Final rule will be issued by November 24, 2021

On April 27, 2021, President Biden issued an Executive Order (E.O.) raising the minimum wage to $15 per hour for all companies holding federal contracts or subcontracts with agencies of the U.S. government.  On July 21, 2021, the Department of Labor (DOL) issued a proposed rule to implement President Biden’s Executive Order for all employees, except tipped employees who must be paid $10.50 per hour.   The increases must be made by January 30, 2022, with annual increases beginning in 2023 to account for inflation.  The requirement will apply to new contracts issued on or after January 30, 2022 or existing contracts renewed or extended on or after that date. 

The Proposed Rule requires the new minimum wage requirements to apply to and be incorporated into all “new contracts” with government agencies beginning January 30, 2022.  This excludes contracts where the solicitation pre-dates January 30, 2022, and the contract is entered into between January 20, 2022 and March 30, 2022, but renewals, extensions, and exercised options during this time period seem to be subject to the increased wage requirement.  The Proposed Rule does not apply to grants or to employees who are exempt from the minimum wage requirement of the FLSA and student workers.

Other than the increase to $15 per hour, this E.O. is almost identical to the E.O. 13658 issued by President Obama in 2014.

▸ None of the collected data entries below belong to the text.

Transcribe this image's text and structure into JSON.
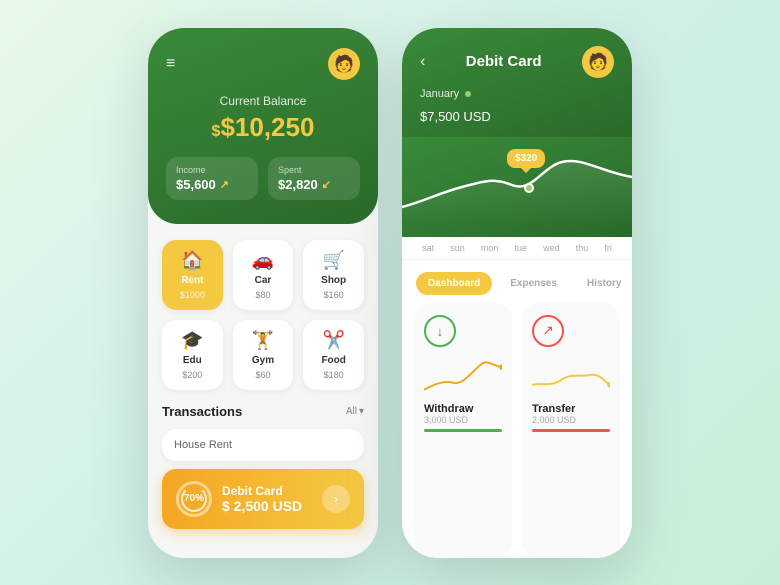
{
  "left_phone": {
    "header": {
      "balance_label": "Current Balance",
      "balance_amount": "$10,250",
      "income_label": "Income",
      "income_value": "$5,600",
      "spent_label": "Spent",
      "spent_value": "$2,820"
    },
    "categories": [
      {
        "name": "Rent",
        "amount": "$1000",
        "icon": "🏠",
        "active": true
      },
      {
        "name": "Car",
        "amount": "$80",
        "icon": "🚗",
        "active": false
      },
      {
        "name": "Shop",
        "amount": "$160",
        "icon": "🛒",
        "active": false
      },
      {
        "name": "Edu",
        "amount": "$200",
        "icon": "🎓",
        "active": false
      },
      {
        "name": "Gym",
        "amount": "$60",
        "icon": "🏋️",
        "active": false
      },
      {
        "name": "Food",
        "amount": "$180",
        "icon": "✂️",
        "active": false
      }
    ],
    "transactions": {
      "title": "Transactions",
      "filter": "All",
      "items": [
        {
          "name": "House Rent",
          "type": "text"
        },
        {
          "name": "Debit Card",
          "amount": "$ 2,500 USD",
          "percentage": "70%",
          "type": "debit"
        }
      ]
    }
  },
  "right_phone": {
    "header": {
      "title": "Debit Card",
      "month": "January",
      "balance": "$7,500 USD",
      "tooltip_amount": "$320"
    },
    "chart_days": [
      "sat",
      "sun",
      "mon",
      "tue",
      "wed",
      "thu",
      "fri"
    ],
    "tabs": [
      {
        "label": "Dashboard",
        "active": true
      },
      {
        "label": "Expenses",
        "active": false
      },
      {
        "label": "History",
        "active": false
      }
    ],
    "cards": [
      {
        "label": "Withdraw",
        "amount": "3,000 USD",
        "bar_color": "green",
        "icon_type": "green"
      },
      {
        "label": "Transfer",
        "amount": "2,000 USD",
        "bar_color": "red",
        "icon_type": "red"
      }
    ]
  }
}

The final rule will be issued by November 24, 2021 and the DOL’s Wage and Hour Division will be responsible for enforcement.

The foregoing has been prepared for the general information of clients and friends of Workplace Dynamics LLC and is not being represented as being all-inclusive or complete. It has been abridged from legislation, administrative ruling, agency directives, and other information provided by the government. It is not meant to provide legal advice with respect to any specific matter and should not be acted upon without professional counsel.